The Columbia Journalism Review covers much more than the state of the printed word in magazines and papers, or what takes up broadcast time and Web space in news outlets. The CJR has published articles as wide-ranging as an essay on the trials of editing gonzo journalist Hunter S. Thompson to a sobering look at the heavy lifting during the months after your book is accepted.

The Writer’s League of Texas has its Agents and Editors Conference coming up, a meeting where The Writer’s Workshop will have an exhibitor’s table in the Capitol View Terrace at the Capitol Marriott Hotel. To set expectations correctly about winning an agent or editor’s attention, I offer this pointer.

A CJR article titled The Education of Stacy Sullivan chronicles the struggle of this first-time fiction author, a reporter for The New York Times who turned her Kosovo war dispatches into a non-fiction book. (80 percent of all books published are non-fiction titles, by the way, accounting for the four-fold increase in published titles just since 1991.) Sullivan signed with an agent who’d read an article she’d written for Mirabella. Esmond Harmsworth got her a book contract with St. Martin’s Press, a press that often takes a flyer on small books from first-time book writers.

As that Agents and Editors conference comes closer on my calendar here in Austin, I read the CJR’s advice on agents closely:

These days, agents set the bar for entering the world of publishing. There was a time when getting an agent was the easy part, when even without a polished proposal, an agent might be willing to take a risk on a writer who showed promise and to develop an idea with the writer. And although agents such as these might still exist, they, like editors who actually mold a text, are becoming exceedingly rare.
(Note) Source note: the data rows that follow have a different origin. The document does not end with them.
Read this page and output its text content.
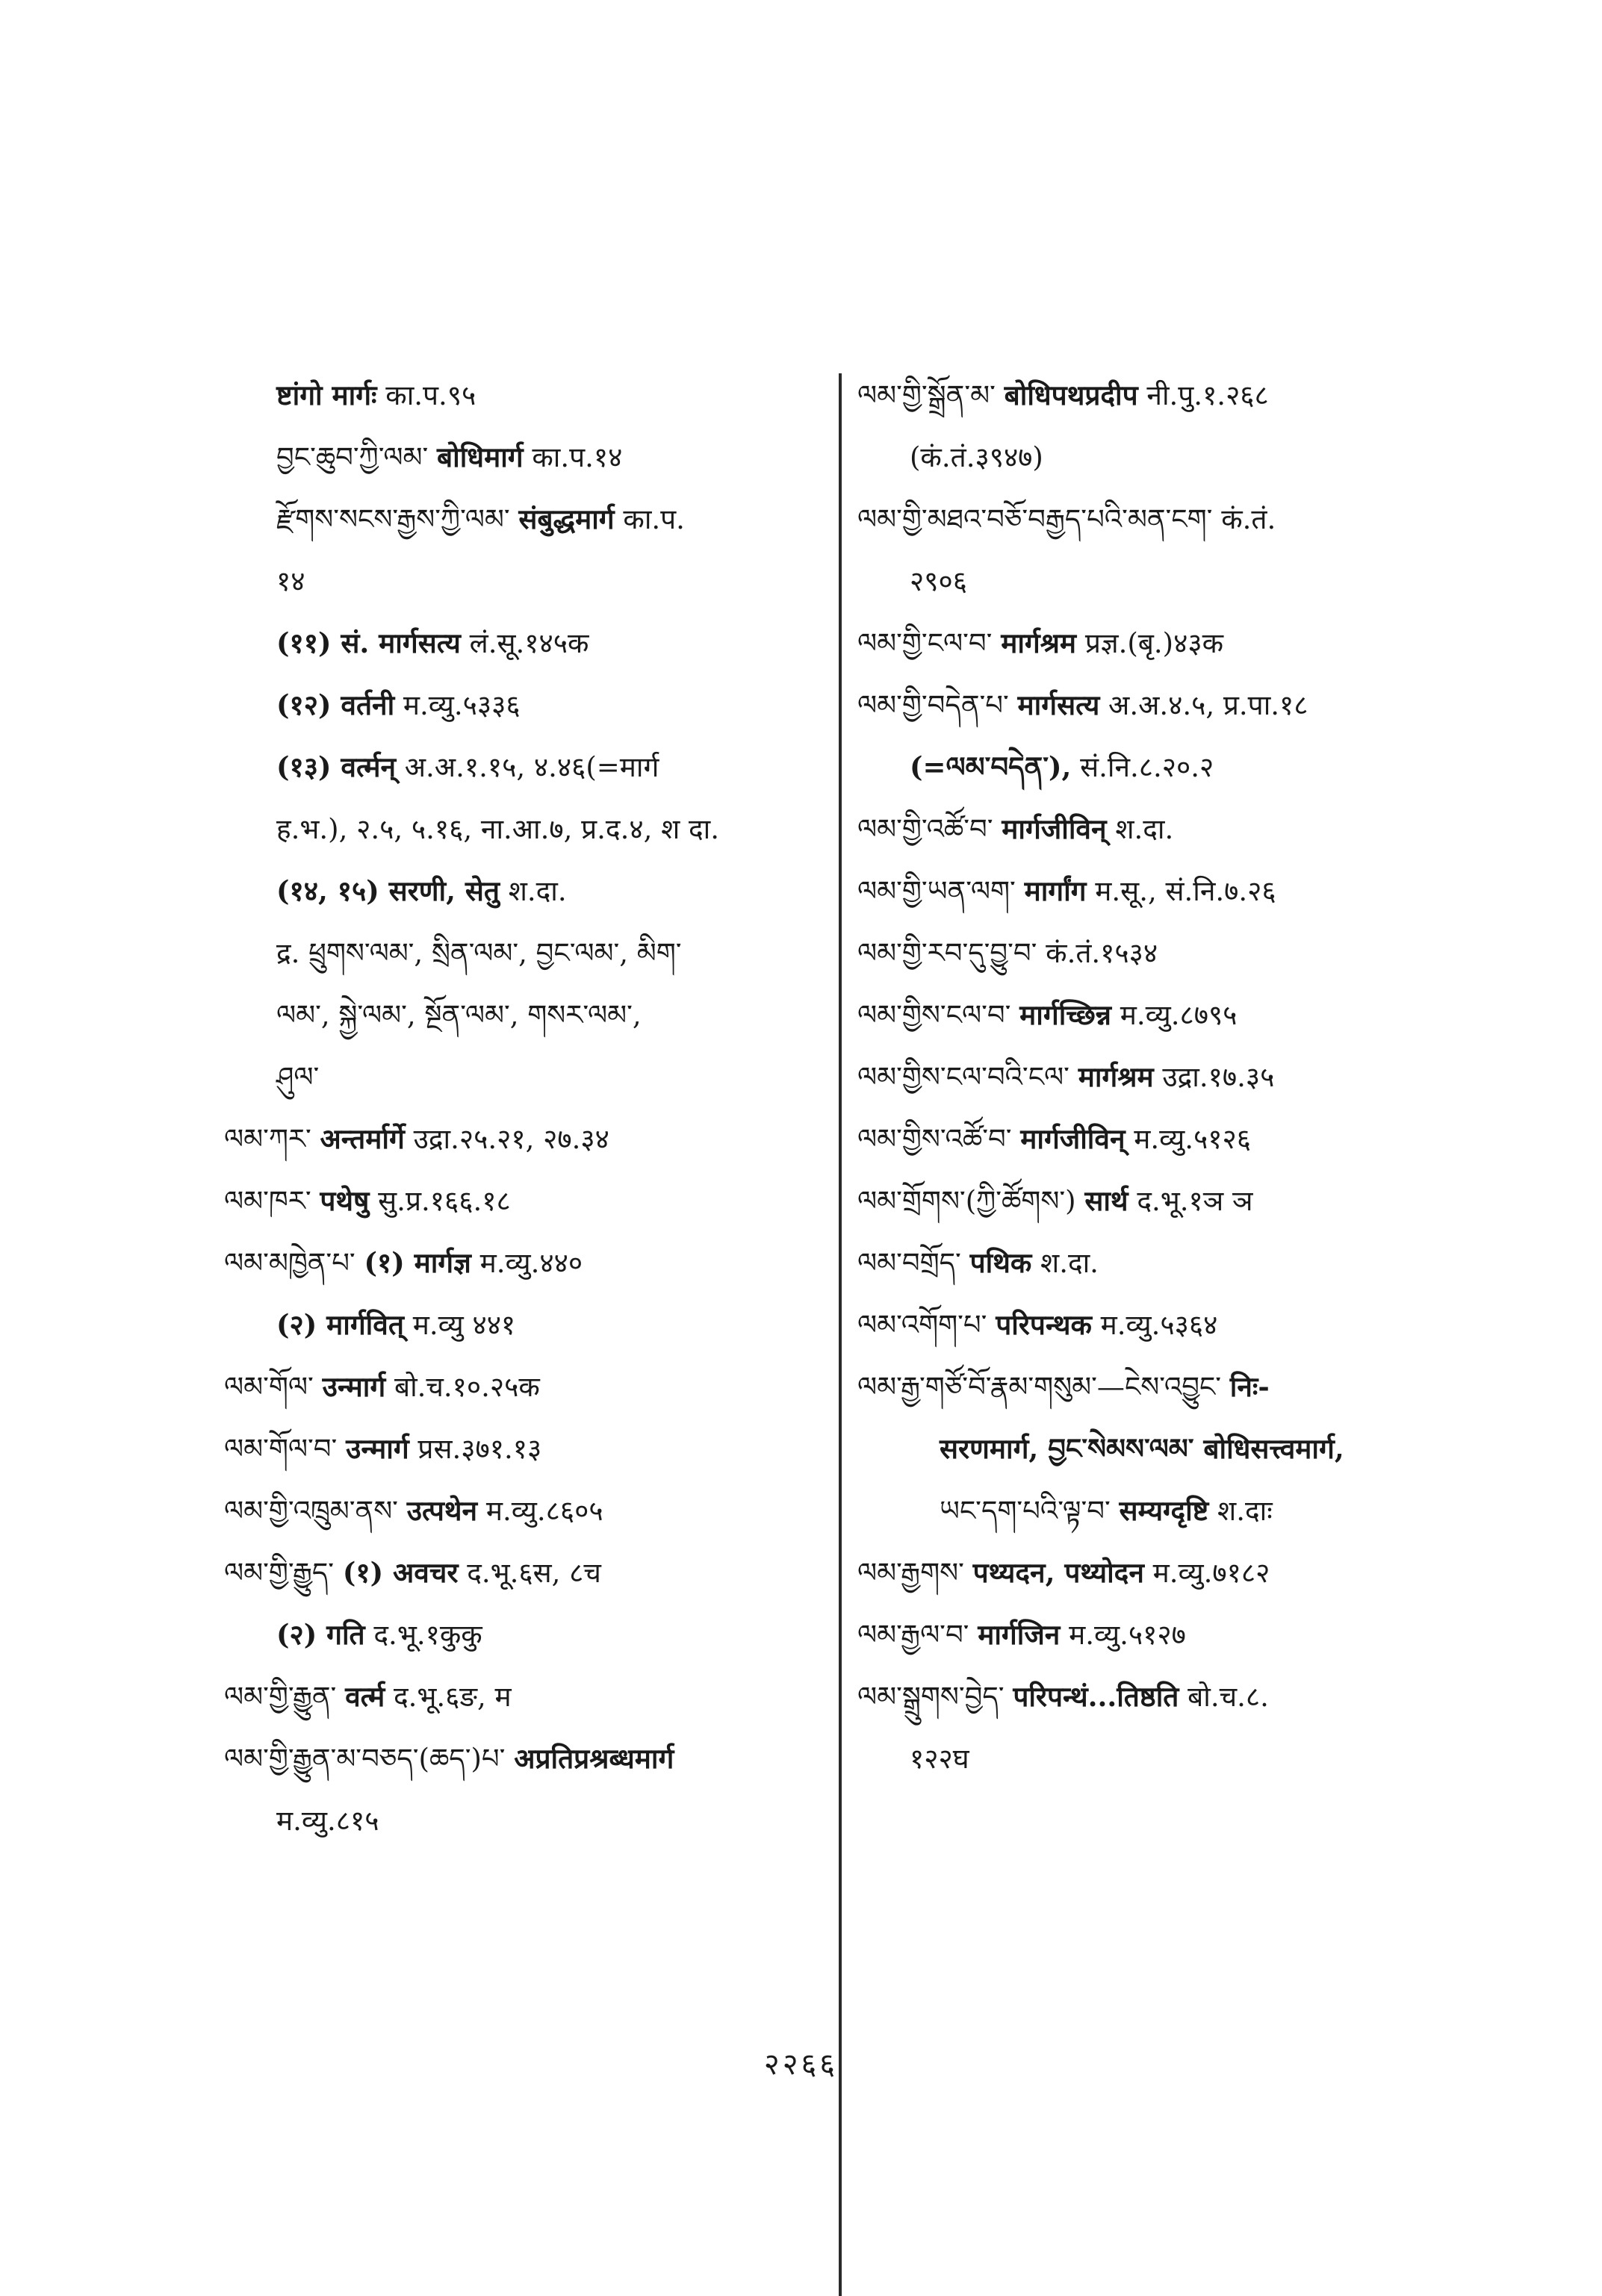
ष्टांगो मार्गः का.प.९५
བྱང་ཆུབ་ཀྱི་ལམ་ बोधिमार्ग का.प.१४
རྫོགས་སངས་རྒྱས་ཀྱི་ལམ་ संबुद्धमार्ग का.प.
१४
(११) सं. मार्गसत्य लं.सू.१४५क
(१२) वर्तनी म.व्यु.५३३६
(१३) वर्त्मन् अ.अ.१.१५, ४.४६(=मार्ग
ह.भ.), २.५, ५.१६, ना.आ.७, प्र.द.४, श दा.
(१४, १५) सरणी, सेतु श.दा.
द्र. ཕྲུགས་ལམ་, སྲིན་ལམ་, བྱང་ལམ་, མིག་
ལམ་, སྐྱེ་ལམ་, སྔོན་ལམ་, གསར་ལམ་,
ཤུལ་
ལམ་ཀར་ अन्तर्मार्गे उद्रा.२५.२१, २७.३४
ལམ་ཁར་ पथेषु सु.प्र.१६६.१८
ལམ་མཁྱེན་པ་ (१) मार्गज्ञ म.व्यु.४४०
(२) मार्गवित् म.व्यु ४४१
ལམ་གོལ་ उन्मार्ग बो.च.१०.२५क
ལམ་གོལ་བ་ उन्मार्ग प्रस.३७१.१३
ལམ་གྱི་འཁྲུམ་ནས་ उत्पथेन म.व्यु.८६०५
ལམ་གྱི་རྒྱུད་ (१) अवचर द.भू.६स, ८च
(२) गति द.भू.१कुकु
ལམ་གྱི་རྒྱུན་ वर्त्म द.भू.६ङ, म
ལམ་གྱི་རྒྱུན་མ་བཅད་(ཆད་)པ་ अप्रतिप्रश्रब्धमार्ग
म.व्यु.८१५
ལམ་གྱི་སྒྲོན་མ་ बोधिपथप्रदीप नी.पु.१.२६८
(कं.तं.३९४७)
ལམ་གྱི་མཐའ་བཅོ་བརྒྱད་པའི་མན་ངག་ कं.तं.
२९०६
ལམ་གྱི་ངལ་བ་ मार्गश्रम प्रज्ञ.(बृ.)४३क
ལམ་གྱི་བདེན་པ་ मार्गसत्य अ.अ.४.५, प्र.पा.१८
(=ལམ་བདེན་), सं.नि.८.२०.२
ལམ་གྱི་འཚོ་བ་ मार्गजीविन् श.दा.
ལམ་གྱི་ཡན་ལག་ मार्गांग म.सू., सं.नि.७.२६
ལམ་གྱི་རབ་དུ་བྱུ་བ་ कं.तं.१५३४
ལམ་གྱིས་ངལ་བ་ मार्गच्छिन्न म.व्यु.८७९५
ལམ་གྱིས་ངལ་བའི་ངལ་ मार्गश्रम उद्रा.१७.३५
ལམ་གྱིས་འཚོ་བ་ मार्गजीविन् म.व्यु.५१२६
ལམ་གྲོགས་(ཀྱི་ཚོགས་) सार्थ द.भू.१ञ ञ
ལམ་བགྲོད་ पथिक श.दा.
ལམ་འགོག་པ་ परिपन्थक म.व्यु.५३६४
ལམ་རྒྱ་གཙོ་བོ་རྣམ་གསུམ་—ངེས་འབྱུང་ निः-
सरणमार्ग, བྱང་སེམས་ལམ་ बोधिसत्त्वमार्ग,
ཡང་དག་པའི་ལྟ་བ་ सम्यग्दृष्टि श.दाः
ལམ་རྒྱགས་ पथ्यदन, पथ्योदन म.व्यु.७१८२
ལམ་རྒྱལ་བ་ मार्गजिन म.व्यु.५१२७
ལམ་སྒྲུགས་བྱེད་ परिपन्थं...तिष्ठति बो.च.८.
१२२घ
२२६६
This makes sense. If it is harder to find a publishing house to acquire a serious book, then agents, who depend for their livelihood on selling books to these houses, should be more reluctant to spend their time on tomes that may never find their place next to a Frappuccino at a Barnes & Noble cafe. Harmsworth is not alone when he says, “I don’t take on a writer unless we know exactly where the idea is going.”

Agents are hired to look out for the business aspects of the writing craft. It’s reasonable to expect them to focus on what will sell, and how to package it for a publisher’s tastes. The surprise to Sullivan was how little St. Martin’s was able to do to help her book become better.

At a celebratory deal-signing lunch, Sullivan told her editor that she was hungry for a lot of editing. The editor said she hoped this would be the first of many lunches. As it turned out, throughout the next three years, Sullivan would see her editor only once more (by chance, as she stopped by St. Martin’s to drop off some photographs). For a book like Sullivan’s, not a high-priority acquisition, this was not unusual. What it meant, though, was that she was about to enter the solitary cave of book writing without so much as a pocket flashlight.

In this, St. Martin’s is hardly alone: Much like the movie business, books have a different life in the hands of independent and university press publishers. Those “producers” have less marketing clout, shorter runs, and less compensation for authors than the “studios” of major presses. But it seems these indie writers won’t get left in the dark with their editing, either. The CJR article says that “there is nonetheless an overwhelming trend in publishing of editors who don’t really edit. And for the most part this is a function of the increasingly market-driven aspect of the business.”

That’s something to consider when an agent steers a project toward more money from a bigger publisher, one keen for massive markets. Which might be a good reason to skip the agents who only want to do the big deals — unless you really like being left alone to do your re-writing.